Pretty Woman is heaped full of entertaining elements: a good story with laughs and heart, pulsating music, powerhouse performances, lively dance, and swell design work. It will work best as a pure entertainment, without seeking anything deep, probing, or eye opening. Just go, enjoy, and take whatever comfort you can from seeing a Cinderella and a Frog Prince realize their dreams.
Pretty Woman runs through February 27, 2022, at the Orpheum Theatre, 910 Hennepin Avenue, Minneapolis MN. Tickets: $40 - $146. Educator and Student Rush Tickets available for all performances, $30, cash only, limit of two tickets per ID. For ticket and performance information call 612-339-7007 or go to hennepintheatretrust.org. For more information on the tour, visit tour.prettywomanthemusical.com/.

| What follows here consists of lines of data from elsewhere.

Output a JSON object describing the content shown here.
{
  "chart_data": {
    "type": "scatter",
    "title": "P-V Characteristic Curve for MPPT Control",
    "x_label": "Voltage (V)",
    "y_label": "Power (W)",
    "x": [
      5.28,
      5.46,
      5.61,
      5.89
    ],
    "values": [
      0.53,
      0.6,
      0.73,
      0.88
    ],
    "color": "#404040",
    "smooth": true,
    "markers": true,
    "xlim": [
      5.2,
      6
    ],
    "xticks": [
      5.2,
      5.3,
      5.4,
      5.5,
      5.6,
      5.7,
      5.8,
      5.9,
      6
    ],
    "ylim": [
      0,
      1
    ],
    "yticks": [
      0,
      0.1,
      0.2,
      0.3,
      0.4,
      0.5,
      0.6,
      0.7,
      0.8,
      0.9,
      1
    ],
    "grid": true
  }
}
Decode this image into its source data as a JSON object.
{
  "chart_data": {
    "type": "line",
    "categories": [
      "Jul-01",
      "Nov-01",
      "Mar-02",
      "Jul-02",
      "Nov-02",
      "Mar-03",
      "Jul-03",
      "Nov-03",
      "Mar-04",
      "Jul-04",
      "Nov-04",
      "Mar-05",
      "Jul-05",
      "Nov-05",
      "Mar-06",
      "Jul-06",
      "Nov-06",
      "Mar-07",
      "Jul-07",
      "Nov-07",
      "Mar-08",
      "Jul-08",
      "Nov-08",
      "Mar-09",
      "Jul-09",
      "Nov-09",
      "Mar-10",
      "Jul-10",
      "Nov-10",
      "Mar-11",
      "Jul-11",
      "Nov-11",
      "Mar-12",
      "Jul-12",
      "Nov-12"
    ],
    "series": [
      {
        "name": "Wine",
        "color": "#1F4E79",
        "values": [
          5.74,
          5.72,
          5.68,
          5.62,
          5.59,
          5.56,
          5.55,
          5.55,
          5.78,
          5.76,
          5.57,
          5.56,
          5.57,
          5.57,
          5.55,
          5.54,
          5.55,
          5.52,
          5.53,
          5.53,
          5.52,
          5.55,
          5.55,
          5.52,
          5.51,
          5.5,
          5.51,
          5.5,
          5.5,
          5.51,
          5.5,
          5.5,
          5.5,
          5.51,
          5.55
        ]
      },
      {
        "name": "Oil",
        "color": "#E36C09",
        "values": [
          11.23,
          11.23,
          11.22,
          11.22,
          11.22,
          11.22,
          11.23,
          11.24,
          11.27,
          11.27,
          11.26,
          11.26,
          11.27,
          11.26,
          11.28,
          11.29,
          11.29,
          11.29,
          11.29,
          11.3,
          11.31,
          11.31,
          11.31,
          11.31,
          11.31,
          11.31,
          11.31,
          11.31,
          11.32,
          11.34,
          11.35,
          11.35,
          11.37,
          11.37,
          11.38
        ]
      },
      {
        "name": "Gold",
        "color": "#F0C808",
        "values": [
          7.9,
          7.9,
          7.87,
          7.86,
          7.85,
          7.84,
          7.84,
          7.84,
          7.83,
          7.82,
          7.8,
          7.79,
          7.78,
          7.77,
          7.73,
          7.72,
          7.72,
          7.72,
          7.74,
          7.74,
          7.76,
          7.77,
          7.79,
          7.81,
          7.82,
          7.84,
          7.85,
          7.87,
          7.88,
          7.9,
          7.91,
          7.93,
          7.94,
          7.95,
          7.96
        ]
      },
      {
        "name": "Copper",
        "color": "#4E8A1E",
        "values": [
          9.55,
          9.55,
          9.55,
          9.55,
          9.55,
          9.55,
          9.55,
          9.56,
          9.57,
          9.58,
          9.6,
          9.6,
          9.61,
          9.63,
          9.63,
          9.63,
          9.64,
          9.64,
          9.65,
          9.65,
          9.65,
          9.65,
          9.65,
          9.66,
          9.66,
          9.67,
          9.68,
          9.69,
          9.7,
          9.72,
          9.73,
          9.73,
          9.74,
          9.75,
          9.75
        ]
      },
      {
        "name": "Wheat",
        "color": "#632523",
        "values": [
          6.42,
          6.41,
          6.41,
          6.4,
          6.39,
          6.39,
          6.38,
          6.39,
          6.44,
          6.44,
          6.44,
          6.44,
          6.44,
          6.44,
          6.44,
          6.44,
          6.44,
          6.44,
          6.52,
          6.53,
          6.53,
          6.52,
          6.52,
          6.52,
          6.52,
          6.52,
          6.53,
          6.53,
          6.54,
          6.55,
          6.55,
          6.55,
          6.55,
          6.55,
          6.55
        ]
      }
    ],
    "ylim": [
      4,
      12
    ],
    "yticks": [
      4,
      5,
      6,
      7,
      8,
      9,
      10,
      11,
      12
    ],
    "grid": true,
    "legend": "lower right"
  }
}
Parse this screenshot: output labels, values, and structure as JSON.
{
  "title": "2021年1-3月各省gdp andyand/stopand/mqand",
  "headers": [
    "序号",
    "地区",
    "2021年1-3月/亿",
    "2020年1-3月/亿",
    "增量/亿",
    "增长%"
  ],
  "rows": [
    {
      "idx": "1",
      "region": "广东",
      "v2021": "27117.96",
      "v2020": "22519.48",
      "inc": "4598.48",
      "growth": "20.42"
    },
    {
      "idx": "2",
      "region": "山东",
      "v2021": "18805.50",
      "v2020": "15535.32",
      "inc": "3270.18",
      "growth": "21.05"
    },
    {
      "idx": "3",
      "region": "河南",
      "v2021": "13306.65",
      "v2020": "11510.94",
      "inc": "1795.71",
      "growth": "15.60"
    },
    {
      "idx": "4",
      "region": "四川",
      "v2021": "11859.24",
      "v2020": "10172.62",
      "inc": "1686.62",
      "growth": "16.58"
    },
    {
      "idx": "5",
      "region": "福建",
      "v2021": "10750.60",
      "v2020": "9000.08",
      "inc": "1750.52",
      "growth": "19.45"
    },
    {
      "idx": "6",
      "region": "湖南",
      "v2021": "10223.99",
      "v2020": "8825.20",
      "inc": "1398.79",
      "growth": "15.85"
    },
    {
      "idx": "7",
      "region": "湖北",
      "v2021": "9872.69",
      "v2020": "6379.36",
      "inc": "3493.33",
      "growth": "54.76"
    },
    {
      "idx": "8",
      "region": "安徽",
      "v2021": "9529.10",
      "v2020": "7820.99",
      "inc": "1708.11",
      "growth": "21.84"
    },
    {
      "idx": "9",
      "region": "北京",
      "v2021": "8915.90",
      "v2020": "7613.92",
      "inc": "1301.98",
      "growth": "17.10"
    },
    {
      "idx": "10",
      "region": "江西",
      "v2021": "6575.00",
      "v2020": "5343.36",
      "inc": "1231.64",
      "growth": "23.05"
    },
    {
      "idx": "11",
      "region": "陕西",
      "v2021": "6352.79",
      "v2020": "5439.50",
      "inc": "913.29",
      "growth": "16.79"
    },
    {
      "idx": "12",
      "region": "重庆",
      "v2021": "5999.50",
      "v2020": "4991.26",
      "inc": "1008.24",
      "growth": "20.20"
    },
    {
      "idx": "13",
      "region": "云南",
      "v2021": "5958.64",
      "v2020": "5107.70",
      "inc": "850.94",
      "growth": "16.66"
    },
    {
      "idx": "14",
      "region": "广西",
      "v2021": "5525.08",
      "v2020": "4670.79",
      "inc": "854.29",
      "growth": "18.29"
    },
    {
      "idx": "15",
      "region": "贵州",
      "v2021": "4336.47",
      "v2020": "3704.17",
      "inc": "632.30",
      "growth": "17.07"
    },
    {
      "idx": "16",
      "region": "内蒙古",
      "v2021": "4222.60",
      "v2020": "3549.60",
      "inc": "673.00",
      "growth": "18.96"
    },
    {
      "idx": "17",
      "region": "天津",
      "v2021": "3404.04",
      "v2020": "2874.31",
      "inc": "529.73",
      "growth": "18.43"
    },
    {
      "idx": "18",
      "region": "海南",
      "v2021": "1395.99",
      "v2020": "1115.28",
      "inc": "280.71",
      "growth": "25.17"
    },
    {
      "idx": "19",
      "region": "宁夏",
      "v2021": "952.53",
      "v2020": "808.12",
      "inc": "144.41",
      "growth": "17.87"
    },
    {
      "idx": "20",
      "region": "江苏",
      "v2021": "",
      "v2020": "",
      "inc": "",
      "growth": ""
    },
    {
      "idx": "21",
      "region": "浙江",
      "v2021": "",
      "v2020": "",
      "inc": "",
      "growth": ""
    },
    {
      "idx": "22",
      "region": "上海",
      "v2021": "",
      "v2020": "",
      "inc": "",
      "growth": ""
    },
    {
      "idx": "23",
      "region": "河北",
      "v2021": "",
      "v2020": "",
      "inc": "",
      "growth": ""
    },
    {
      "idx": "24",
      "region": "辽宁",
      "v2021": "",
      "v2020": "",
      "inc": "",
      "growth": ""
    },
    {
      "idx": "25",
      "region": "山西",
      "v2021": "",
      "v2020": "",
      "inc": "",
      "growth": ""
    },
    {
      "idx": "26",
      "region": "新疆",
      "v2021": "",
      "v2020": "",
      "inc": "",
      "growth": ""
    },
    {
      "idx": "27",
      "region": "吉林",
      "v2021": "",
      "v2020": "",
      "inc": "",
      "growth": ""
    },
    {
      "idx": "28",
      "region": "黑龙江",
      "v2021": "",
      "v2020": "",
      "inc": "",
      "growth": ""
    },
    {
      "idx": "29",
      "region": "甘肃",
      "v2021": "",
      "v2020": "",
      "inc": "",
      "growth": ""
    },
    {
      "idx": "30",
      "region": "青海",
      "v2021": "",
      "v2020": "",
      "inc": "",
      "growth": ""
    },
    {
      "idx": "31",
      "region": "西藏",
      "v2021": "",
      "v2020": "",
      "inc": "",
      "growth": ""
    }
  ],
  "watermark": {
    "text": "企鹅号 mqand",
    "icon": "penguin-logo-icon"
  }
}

Book: Garry Marshall & J.F. Lawton, based on the motion picture written by J.F, Lawton; Music and Lyrics * : Bryan Adams & Jim Vallance; Director and Choreographer: Jerry Mitchell; Scenic Design: David Rockwell; Costume Design: Greg Barnes; Lighting Design: Kenneth Posner & Philip S. Rosenberg; Sound Design: John Shivers; Hair Design: Josh Marquette; Makeup Design: Fiona Mifsud; Music Supervision, Arrangements and Orchestrations: Will Van Dyke; Music Director and Conductor: Daniel Klintworth; Associate Director: DB Bonds; Associate Choreographer: Rusty Mowery; Fight Director: J. Allen Suddeth; Casting: The Telsey Office, Craig Burns, C.S.A.; Production Stage Manager: Jack McLeod; Stage Manager: RL Campbell, Assistant Stage Manager: Leslie S. Allen.
Cast: Anju Cloud (Amanda/Scarlett/ensemble), Nella Cole (ensemble), Jessica Crouch (Kit DeLuca), Michael Dalke (ensemble), Nico De Jesus (Giulio/ensemble), Christian Douglas (Fred/Alfredo/ensemble), Alex Gibbs (David Morse/ensemble), Joshua Kenneth Allen Johnson (Senator Adams/ensemble), Chris Manuel (landlord/ensemble), Alexa Xioufaridou Moster (Rachel/ensemble), Kaylee Olson (ensemble), Amma Osei (Violetta/ensemble), Kyle Taylor Parker (Happy Man), Adam Pascal (Edward Lewis), Jonathan Ritter (ensemble), Matthew Stocke (Philip Stuckey), Becca Suskauer (Susan/Erica/ensemble), Brent Thiessen (ensemble), Olivia Valli (Vivian Ward), Bria J. Williams (ensemble).